こんばんは!
第165回芥川賞・直木賞発表まであと1日!
なんとか芥川賞のすべての候補作を読み終わりました・・!
今日読み終わったのはくどうれいん『氷柱の声』と同じ日に発売された石沢麻依『貝に続く場所にて』(講談社)。
『氷柱の声』は東日本大震災を経験した若者の率直な思いが語られていましたが、『貝に続く場所にて』も東日本大震災の犠牲者への思いが語られた物語でした。
この物語の舞台はドイツの大学都市・ゲッティンゲン。
日本からこの地へ博士論文を書くために留学した「私」は、2020年のコロナ禍で、9年前の震災で行方不明になった研究室の同級生・野宮と不思議な邂逅を果たします。
野宮は石巻市に実家があり、震災があった日から連絡が取れなくなっていました。
震災後しばらくしてから野宮の家族は「海から還ってきた」のですが、野宮と野宮の弟だけは「海から還ることのないまま」でした。
邂逅のきっかけは野宮と親しかった同級生の澤田からの連絡でした。
突然野宮と連絡が取れるようになり、そして野宮がゲッティンゲンへやってくることを「私」は知らされます。

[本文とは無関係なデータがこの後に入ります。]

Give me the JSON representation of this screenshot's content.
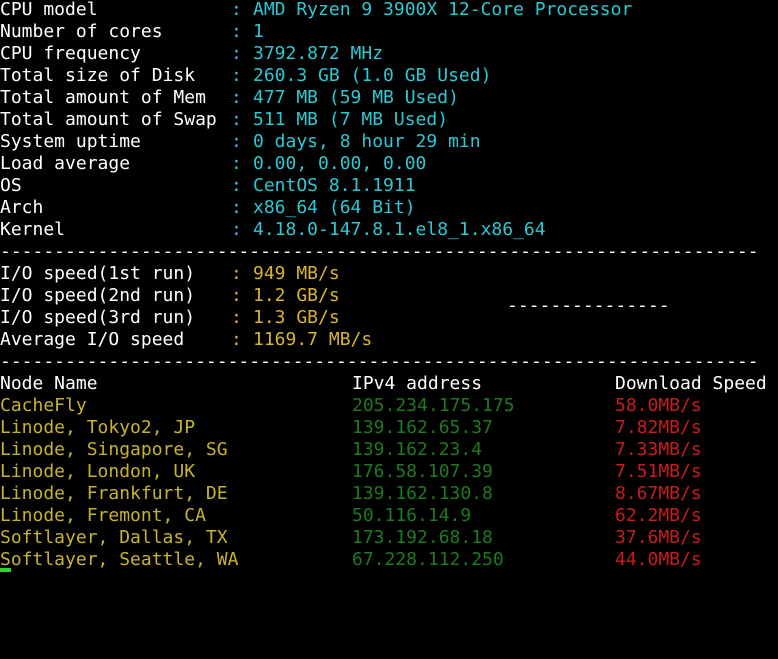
{
  "system_info": [
    {
      "label": "CPU model",
      "value": "AMD Ryzen 9 3900X 12-Core Processor"
    },
    {
      "label": "Number of cores",
      "value": "1"
    },
    {
      "label": "CPU frequency",
      "value": "3792.872 MHz"
    },
    {
      "label": "Total size of Disk",
      "value": "260.3 GB (1.0 GB Used)"
    },
    {
      "label": "Total amount of Mem",
      "value": "477 MB (59 MB Used)"
    },
    {
      "label": "Total amount of Swap",
      "value": "511 MB (7 MB Used)"
    },
    {
      "label": "System uptime",
      "value": "0 days, 8 hour 29 min"
    },
    {
      "label": "Load average",
      "value": "0.00, 0.00, 0.00"
    },
    {
      "label": "OS",
      "value": "CentOS 8.1.1911"
    },
    {
      "label": "Arch",
      "value": "x86_64 (64 Bit)"
    },
    {
      "label": "Kernel",
      "value": "4.18.0-147.8.1.el8_1.x86_64"
    }
  ],
  "separator": "----------------------------------------------------------------------",
  "io_speed": [
    {
      "label": "I/O speed(1st run)",
      "value": "949 MB/s"
    },
    {
      "label": "I/O speed(2nd run)",
      "value": "1.2 GB/s"
    },
    {
      "label": "I/O speed(3rd run)",
      "value": "1.3 GB/s"
    },
    {
      "label": "Average I/O speed",
      "value": "1169.7 MB/s"
    }
  ],
  "stray_text": "---------------",
  "colon": ":",
  "network": {
    "headers": {
      "node": "Node Name",
      "ip": "IPv4 address",
      "speed": "Download Speed"
    },
    "rows": [
      {
        "node": "CacheFly",
        "ip": "205.234.175.175",
        "speed": "58.0MB/s"
      },
      {
        "node": "Linode, Tokyo2, JP",
        "ip": "139.162.65.37",
        "speed": "7.82MB/s"
      },
      {
        "node": "Linode, Singapore, SG",
        "ip": "139.162.23.4",
        "speed": "7.33MB/s"
      },
      {
        "node": "Linode, London, UK",
        "ip": "176.58.107.39",
        "speed": "7.51MB/s"
      },
      {
        "node": "Linode, Frankfurt, DE",
        "ip": "139.162.130.8",
        "speed": "8.67MB/s"
      },
      {
        "node": "Linode, Fremont, CA",
        "ip": "50.116.14.9",
        "speed": "62.2MB/s"
      },
      {
        "node": "Softlayer, Dallas, TX",
        "ip": "173.192.68.18",
        "speed": "37.6MB/s"
      },
      {
        "node": "Softlayer, Seattle, WA",
        "ip": "67.228.112.250",
        "speed": "44.0MB/s"
      }
    ]
  },
  "colors": {
    "background": "#000000",
    "system_value": "#2cc9d4",
    "io_value": "#d9b52f",
    "node_name": "#c8b42a",
    "ip": "#1e7a1e",
    "speed": "#c81d1d",
    "cursor": "#32d232"
  }
}
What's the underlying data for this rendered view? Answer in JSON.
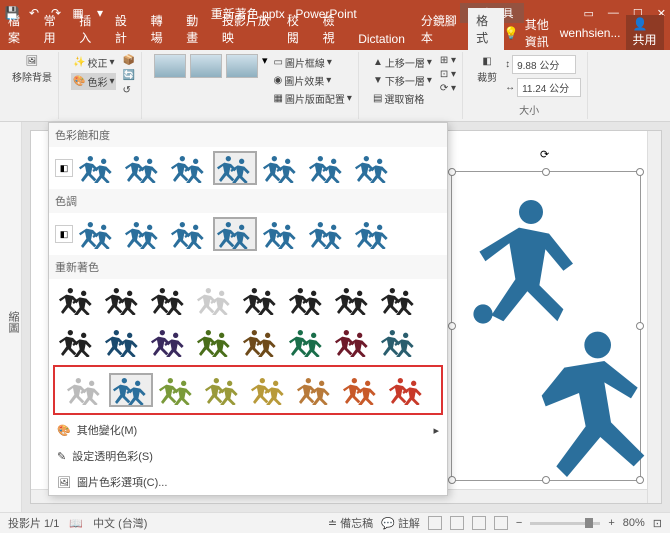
{
  "titlebar": {
    "title": "重新著色.pptx - PowerPoint",
    "contextual_tab": "圖片工具"
  },
  "tabs": {
    "file": "檔案",
    "home": "常用",
    "insert": "插入",
    "design": "設計",
    "transition": "轉場",
    "anim": "動畫",
    "slideshow": "投影片放映",
    "review": "校閱",
    "view": "檢視",
    "dictation": "Dictation",
    "bunkyo": "分鏡腳本",
    "format": "格式",
    "other_info": "其他資訊",
    "user": "wenhsien...",
    "share": "共用"
  },
  "ribbon": {
    "remove_bg": "移除背景",
    "corrections": "校正",
    "color": "色彩",
    "border": "圖片框線",
    "effects": "圖片效果",
    "layout": "圖片版面配置",
    "forward": "上移一層",
    "backward": "下移一層",
    "selection": "選取窗格",
    "crop": "裁剪",
    "size_label": "大小",
    "width": "9.88 公分",
    "height": "11.24 公分"
  },
  "dropdown": {
    "saturation": "色彩飽和度",
    "tone": "色調",
    "recolor": "重新著色",
    "more_variations": "其他變化(M)",
    "set_transparent": "設定透明色彩(S)",
    "picture_options": "圖片色彩選項(C)..."
  },
  "swatch_colors": {
    "row1": [
      "#2b6f9c",
      "#2b6f9c",
      "#2b6f9c",
      "#2b6f9c",
      "#2b6f9c",
      "#2b6f9c",
      "#2b6f9c"
    ],
    "row2": [
      "#2b6f9c",
      "#2b6f9c",
      "#2b6f9c",
      "#2b6f9c",
      "#2b6f9c",
      "#2b6f9c",
      "#2b6f9c"
    ],
    "row3": [
      "#222",
      "#222",
      "#222",
      "#ccc",
      "#222",
      "#222",
      "#222",
      "#222"
    ],
    "row4": [
      "#222",
      "#1a4a6e",
      "#3a2a5e",
      "#4a6e1a",
      "#6e4a1a",
      "#1a6e4a",
      "#6e1a2a",
      "#2a5e6e"
    ],
    "row5": [
      "#bbb",
      "#2b6f9c",
      "#7a9a3a",
      "#9a9a3a",
      "#b89a3a",
      "#b87a3a",
      "#c85a2a",
      "#c83a2a"
    ]
  },
  "sidepanel": "縮圖",
  "status": {
    "slide": "投影片 1/1",
    "lang": "中文 (台灣)",
    "notes": "備忘稿",
    "comments": "註解",
    "zoom": "80%"
  }
}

「私」は野宮の知人ではあるけれどそこまで親しかった記憶はなく、けれど移動が制限されたコロナ禍で野宮の存在を確かめられるのは「私」しかおらず、不思議な緊張感を持ちながら「私」は野宮を迎えにいきます。
こうして9年ぶりの再会を果たしますが、「私」は野宮が死者であること、そして野宮が還ることができずにさまよっていることを確信します。

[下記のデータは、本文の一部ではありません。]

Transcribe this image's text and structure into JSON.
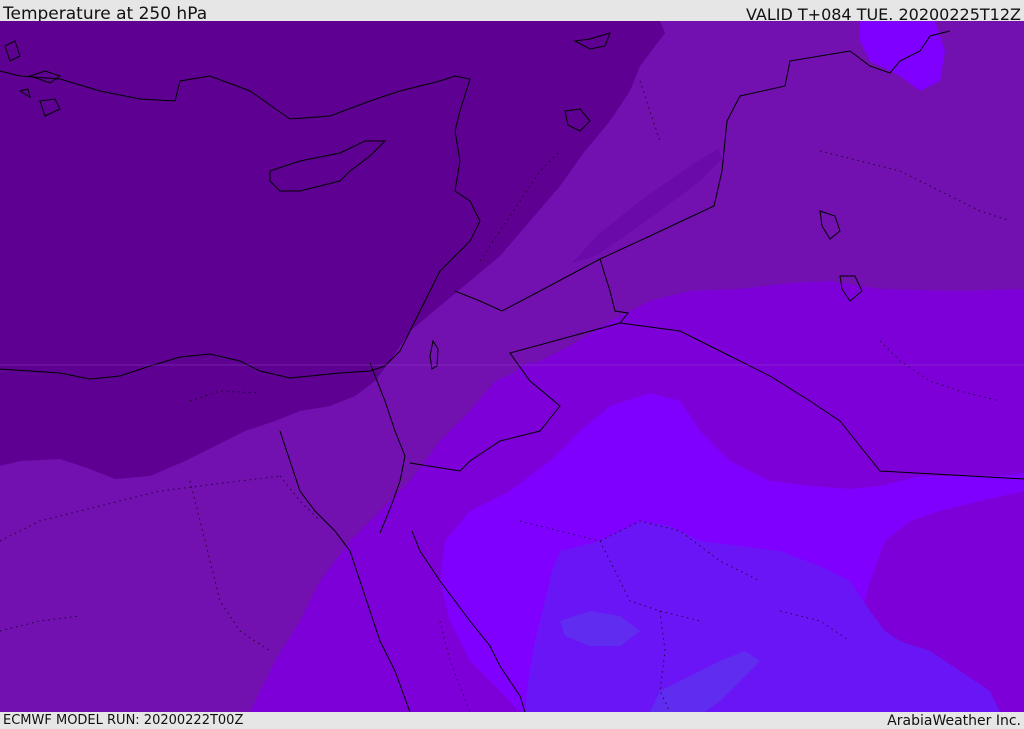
{
  "header": {
    "title": "Temperature at 250 hPa",
    "valid": "VALID T+084 TUE. 20200225T12Z"
  },
  "footer": {
    "model_run": "ECMWF MODEL RUN: 20200222T00Z",
    "credit": "ArabiaWeather Inc."
  },
  "map": {
    "colors": {
      "coldest": "#5e0091",
      "cold": "#7210b0",
      "mid": "#7e00d8",
      "warm": "#8000ff",
      "warmer": "#6a15f5",
      "warmest": "#5f2cf0",
      "coastline": "#000000"
    }
  }
}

しかし澤田ほどに親しかったわけではない「私」は野宮に対して踏み込んで接することができず、当たり障りのない会話をして別れてしまいます。
その後、野宮が還れるようにもう一度会うか逡巡しながら、震災の記憶、野宮との記憶を懸命に手繰り寄せるのです・・。

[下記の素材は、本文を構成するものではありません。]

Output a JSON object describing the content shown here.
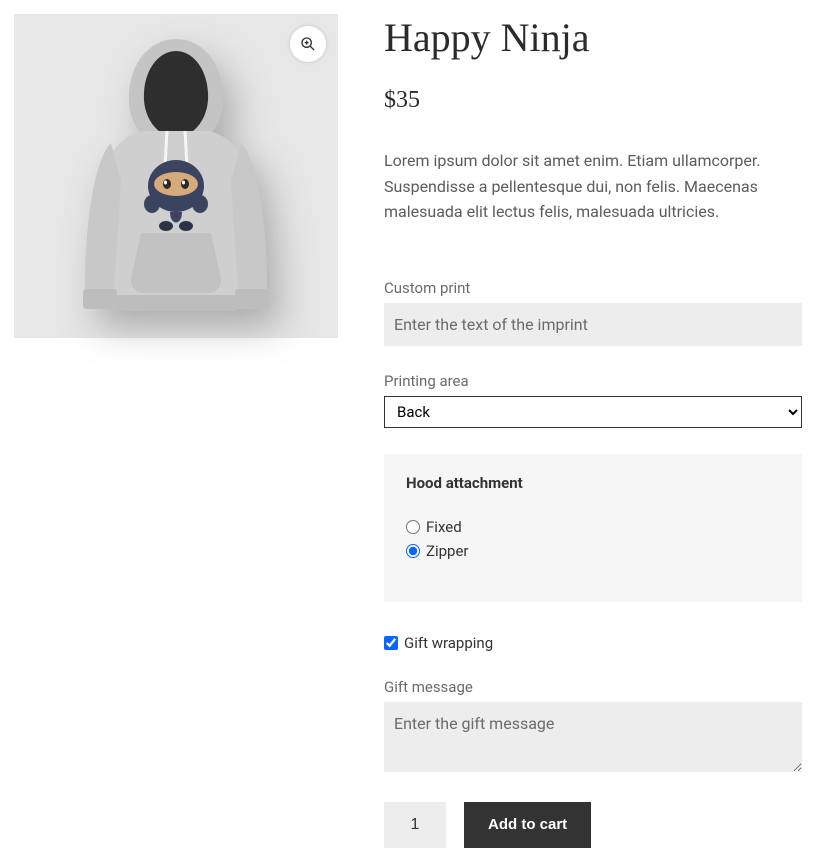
{
  "product": {
    "title": "Happy Ninja",
    "currency": "$",
    "price": "35",
    "description": "Lorem ipsum dolor sit amet enim. Etiam ullamcorper. Suspendisse a pellentesque dui, non felis. Maecenas malesuada elit lectus felis, malesuada ultricies."
  },
  "fields": {
    "custom_print": {
      "label": "Custom print",
      "placeholder": "Enter the text of the imprint",
      "value": ""
    },
    "printing_area": {
      "label": "Printing area",
      "selected": "Back"
    },
    "hood_attachment": {
      "legend": "Hood attachment",
      "options": {
        "fixed": "Fixed",
        "zipper": "Zipper"
      },
      "selected": "zipper"
    },
    "gift_wrapping": {
      "label": "Gift wrapping",
      "checked": true
    },
    "gift_message": {
      "label": "Gift message",
      "placeholder": "Enter the gift message",
      "value": ""
    }
  },
  "cart": {
    "quantity": "1",
    "add_button": "Add to cart"
  }
}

野宮との再会後、ゲッティンゲンでは不思議な現象が起こるようになります。
「私」の同居人の飼い犬が「誰かの痛みの記憶」を掘り起こしたり、取り外されたはずの惑星のモニュメントが突如あらわれたり、現在と過去の街の景色が入り混じったりします。
これらの不思議な現象は「私」に「失ったものの痛み」を思い出させ、さらに「私」自身の体にも不思議な現象が起こります。
数々の不思議な現象を経て、「私」は震災という過去の痛みの記憶と向き合い、野宮への鎮魂の意を示そうとするのです・・。
この物語は超現実的な世界観をはさみながら「喪失の痛みと悲しみ」を克明に描き、そして震災犠牲者への鎮魂の思いを静謐な筆致で書き尽くした名作だと感じました。
超現実的な物語展開と震災という重いテーマは、一歩間違うと軽率な方向に行ってしまう危うさがありますが、この物語に軽率さは感じられず、小説だからこそできる鎮魂、慰霊の仕方が示されているように感じました。
不思議な現象への意味づけや回収が明確になされず消化不良に感じたところもありましたが、もう少し時間をかけて読み込みたい・・と思わせられた作品でした。
作中に夏目漱石の「夢十夜」が登場するのですが未読のためうまく飲み込めず・・。
「夢十夜」を読むと物語の深みをさらに感じられると思います。